Most LLMs optimize cross-entropy loss by:
- Penalizing wrong token predictions
- Encouraging probability mass on correct tokens
4. Generation Controls (Very Practical)#
Temperature#
Controls randomness:
0.2→ deterministic0.7–0.9→ balanced>1.0→ creative / risky
Temperature scales the probability distribution of the next token.
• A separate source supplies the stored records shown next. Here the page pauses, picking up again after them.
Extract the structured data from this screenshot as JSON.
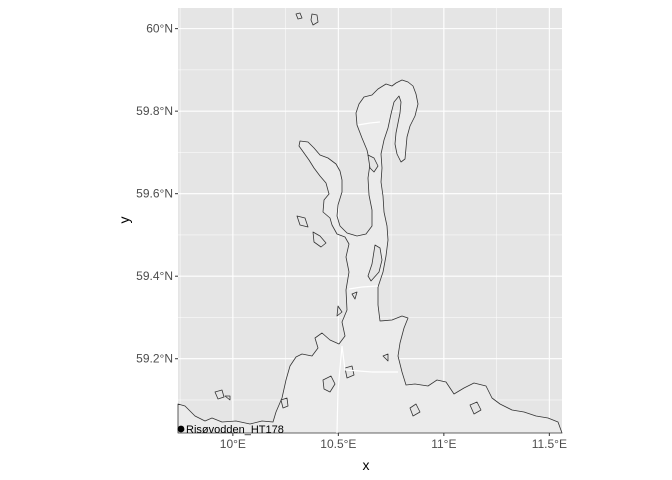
{
  "chart_data": {
    "type": "map",
    "title": "",
    "xlabel": "x",
    "ylabel": "y",
    "xlim": [
      9.74,
      11.56
    ],
    "ylim": [
      59.02,
      60.05
    ],
    "x_ticks": [
      {
        "value": 10.0,
        "label": "10°E"
      },
      {
        "value": 10.5,
        "label": "10.5°E"
      },
      {
        "value": 11.0,
        "label": "11°E"
      },
      {
        "value": 11.5,
        "label": "11.5°E"
      }
    ],
    "y_ticks": [
      {
        "value": 59.2,
        "label": "59.2°N"
      },
      {
        "value": 59.4,
        "label": "59.4°N"
      },
      {
        "value": 59.6,
        "label": "59.6°N"
      },
      {
        "value": 59.8,
        "label": "59.8°N"
      },
      {
        "value": 60.0,
        "label": "60°N"
      }
    ],
    "grid": true,
    "colors": {
      "panel": "#e5e5e5",
      "grid": "#ffffff",
      "water": "#ebebeb",
      "coastline": "#333333",
      "boundary": "#ffffff",
      "marker": "#000000"
    },
    "points": [
      {
        "label": "Risøvodden_HT178",
        "lon": 9.75,
        "lat": 59.02
      }
    ]
  }
}
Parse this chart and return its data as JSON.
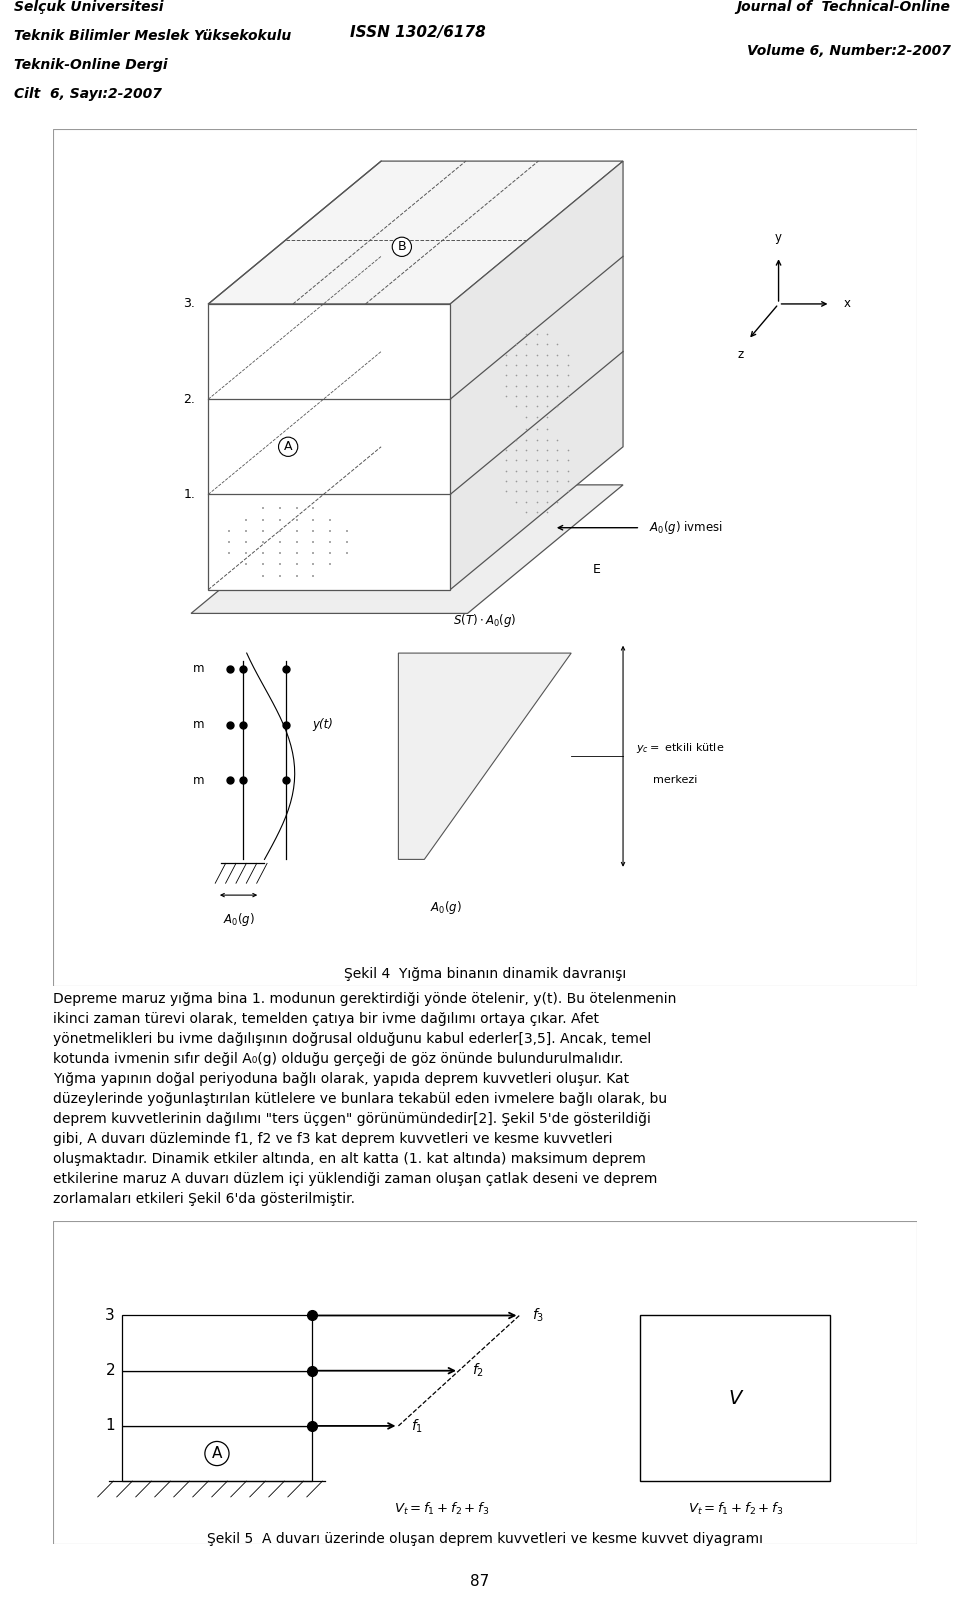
{
  "header_bg": "#d0d0d0",
  "header_left_lines": [
    "Selçuk Üniversitesi",
    "Teknik Bilimler Meslek Yüksekokulu",
    "Teknik-Online Dergi",
    "Cilt  6, Sayı:2-2007"
  ],
  "header_center": "ISSN 1302/6178",
  "header_right_lines": [
    "Journal of  Technical-Online",
    "Volume 6, Number:2-2007"
  ],
  "page_number": "87",
  "fig4_caption": "Şekil 4  Yığma binanın dinamik davranışı",
  "body_text_lines": [
    "Depreme maruz yığma bina 1. modunun gerektirdiği yönde ötelenir, y(t). Bu ötelenmenin",
    "ikinci zaman türevi olarak, temelden çatıya bir ivme dağılımı ortaya çıkar. Afet",
    "yönetmelikleri bu ivme dağılışının doğrusal olduğunu kabul ederler[3,5]. Ancak, temel",
    "kotunda ivmenin sıfır değil A₀(g) olduğu gerçeği de göz önünde bulundurulmalıdır.",
    "Yığma yapının doğal periyoduna bağlı olarak, yapıda deprem kuvvetleri oluşur. Kat",
    "düzeylerinde yoğunlaştırılan kütlelere ve bunlara tekabül eden ivmelere bağlı olarak, bu",
    "deprem kuvvetlerinin dağılımı \"ters üçgen\" görünümündedir[2]. Şekil 5'de gösterildiği",
    "gibi, A duvarı düzleminde f1, f2 ve f3 kat deprem kuvvetleri ve kesme kuvvetleri",
    "oluşmaktadır. Dinamik etkiler altında, en alt katta (1. kat altında) maksimum deprem",
    "etkilerine maruz A duvarı düzlem içi yüklendiği zaman oluşan çatlak deseni ve deprem",
    "zorlamaları etkileri Şekil 6'da gösterilmiştir."
  ],
  "fig5_caption": "Şekil 5  A duvarı üzerinde oluşan deprem kuvvetleri ve kesme kuvvet diyagramı"
}
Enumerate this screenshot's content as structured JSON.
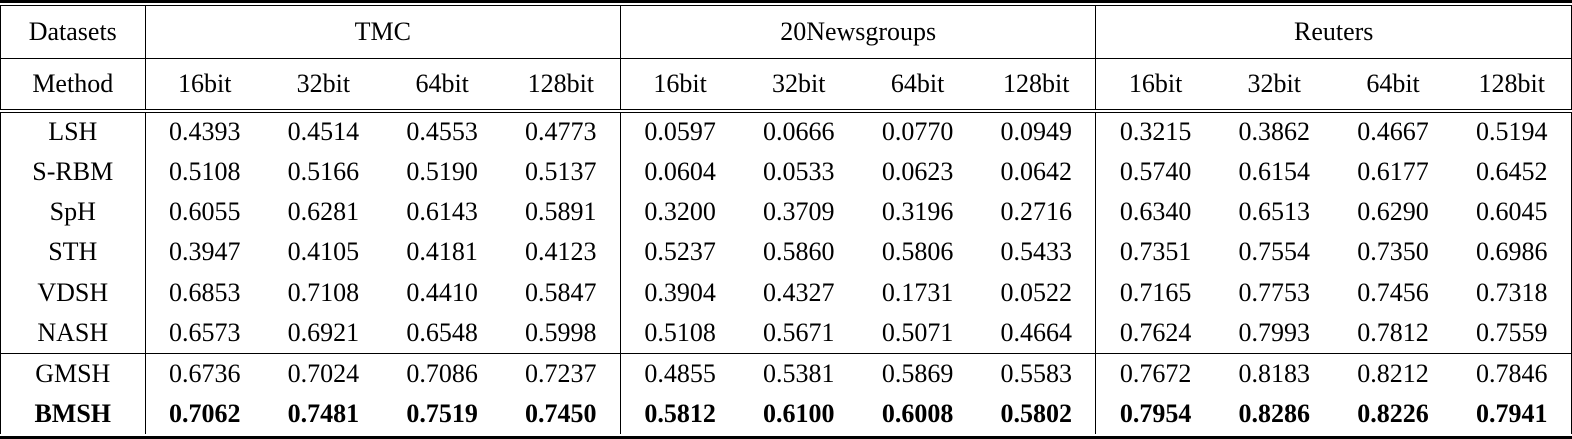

Low temperature = safe predictions, high = more diverse output.
Top-K Sampling#
- Sample only from the top
Ktokens - Prevents weird low-probability outputs
- Limits the choice to the most likely tokens, reducing nonsensical text while keeping some randomness.
Top-P (Nucleus) Sampling#
- Sample from tokens whose cumulative probability ≥
p - More adaptive than Top-K
- Dynamically chooses a subset of probable tokens so that rare but important words can still be selected.
- Best choice for creative tasks
Beam Search#
Beam search explores several paths at once, picking the most probable sequence, which improves fluency but reduces diversity.
- Keeps multiple candidate sequences
- Improves coherence
- Less creative, more “safe”
5. Fine-Tuning & Efficiency#
Catastrophic Forgetting#
When fine-tuning overwrites prior knowledge.
Mitigations:
- Mix old + new data
- Freeze most weights
- Use adapters
Without precautions, fine-tuning can erase the general knowledge learned during pretraining.
PEFT (Parameter-Efficient Fine-Tuning)#
PEFT methods let you adapt huge models to new tasks without retraining everything, saving resources.
Popular techniques:
- LoRA
- QLoRA (LoRA + quantization)
Benefits:
- Lower memory usage
- Cheaper training
- Works on large models with limited hardware
Model Distillation#
Train a small model to mimic a large one.
Distillation transfers knowledge from a big model to a smaller one, keeping most capabilities but reducing compute needs.
- Faster
- Cheaper
- Great for edge devices
6. Retrieval & Reasoning#
RAG (Retrieval-Augmented Generation)#
LLMs don’t “know” facts — they predict text.
RAG pipeline:
- Retrieve documents
- Rank relevance
- Generate using retrieved context
This:
- Reduces hallucinations
- Improves factual accuracy
By combining LLMs with external knowledge, RAG ensures outputs are grounded in real data rather than just model memorization.
Chain-of-Thought (CoT)#
Encourages step-by-step reasoning.
Useful for:
- Math
- Logic
- Multi-step questions
CoT prompts make the model “think out loud,” improving multi-step reasoning performance.
Zero-Shot & Few-Shot Learning#
- Zero-shot: Just instructions
- Few-shot: Add 2–5 examples
Prompt quality often matters more than model size.
LLMs can perform tasks without explicit training, but giving examples usually boosts accuracy.
7. Scaling Tricks#
Mixture of Experts (MoE)#
- Many expert sub-models
- Only a few activate per input
Result:
- Massive models
- Lower inference cost
MoE allows enormous models to exist without making every computation expensive by activating only relevant “experts” for each input.
Adaptive Softmax#
It speeds up prediction for frequent words while using fewer resources for rare ones.
- Optimizes large vocabularies
- Faster training
- Lower memory usage
8. Challenges & Limitations#
LLMs are powerful tools but come with technical, ethical, and operational challenges that must be managed.
- High compute cost
- Bias from training data
- Hallucinations
- Limited interpretability
- Privacy & data leakage risks
Final Thoughts#
This cheatsheet is not exhaustive, but it covers:
- How LLMs work
- How they’re trained
- How to control them
- How to deploy them wisely
Mastering these concepts is often enough to reason effectively about LLM behavior, limitations, and trade-offs in real systems.